Conversely, data science is highly flexible. Data scientists can add data sources as and when required. 

Skills

Some essential skills required for Business Intelligence include the ability to solve problems, sound commercial acumen, creative thinking, and more. 

On the other hand, the abilities necessary for data science include proficiency in Python, R, SAS, etc. Knowledge of data visualization and big data analytics tools is vital to gain insights from the stored business data. 

Responsibilities 

Understanding the responsibilities of BI and Data Science is vital to solving business problems. BI entails various duties, including engagement in business connectivity, data validation, source system identification, etc. 

Data processing and transformation, predictive model development, fine-tuning ML models, etc., are all duties of a data scientist. 

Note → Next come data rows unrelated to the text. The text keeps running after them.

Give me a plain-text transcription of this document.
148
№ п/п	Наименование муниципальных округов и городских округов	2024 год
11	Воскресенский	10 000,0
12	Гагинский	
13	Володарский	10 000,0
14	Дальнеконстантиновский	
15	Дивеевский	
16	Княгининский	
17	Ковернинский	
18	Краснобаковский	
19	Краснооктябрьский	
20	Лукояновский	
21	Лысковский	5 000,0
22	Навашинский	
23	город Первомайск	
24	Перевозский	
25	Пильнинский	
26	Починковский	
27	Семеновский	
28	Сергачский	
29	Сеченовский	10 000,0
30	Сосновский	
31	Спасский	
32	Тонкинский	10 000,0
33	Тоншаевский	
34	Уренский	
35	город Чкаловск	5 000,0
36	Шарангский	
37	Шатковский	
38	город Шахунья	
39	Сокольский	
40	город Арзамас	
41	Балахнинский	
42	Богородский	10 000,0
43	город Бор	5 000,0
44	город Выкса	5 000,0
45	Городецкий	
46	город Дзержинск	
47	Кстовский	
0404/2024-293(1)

Business Intelligence Vs. Data Science experts

Handle Your Real-Time Data Like A Pro With Expert Solution

Even though both Data Science and Business Intelligence can work independently, combining them allows you to get quick insights to drive strategic decisions. Organizations can utilize Data Science and Machine Learning to construct hypotheses to forecast the likelihood of future projects. 

Remember, handling the data in the best possible way is essential for organizations. The right tools help in managing large volumes of data efficiently. If you want to choose the best data management method between Business Intelligence vs. Data Science, contact Inferenz experts today! 

FAQs 

Which is better, Data Science or Business Intelligence?

Both Data Science and Business Intelligence are data-focused processes, but they have some main differences. For example, while Data Science aims to predict future events, Business Intelligence focuses on past data analysis. 

Will Data Science replace Business Intelligence?

Data Science and Business Intelligence are two different disciplines. While Data Science deals with predictive and prescriptive analysis, BI deals with descriptive analysis. Hence, one cannot replace another in any aspect. 

Is data analytics the same as business intelligence?

In short, data analytics is one of the most critical tools for BI. However, they are not the same. In fact, BI uses a wide range of strategies and tools, of which data analytics is fundamental.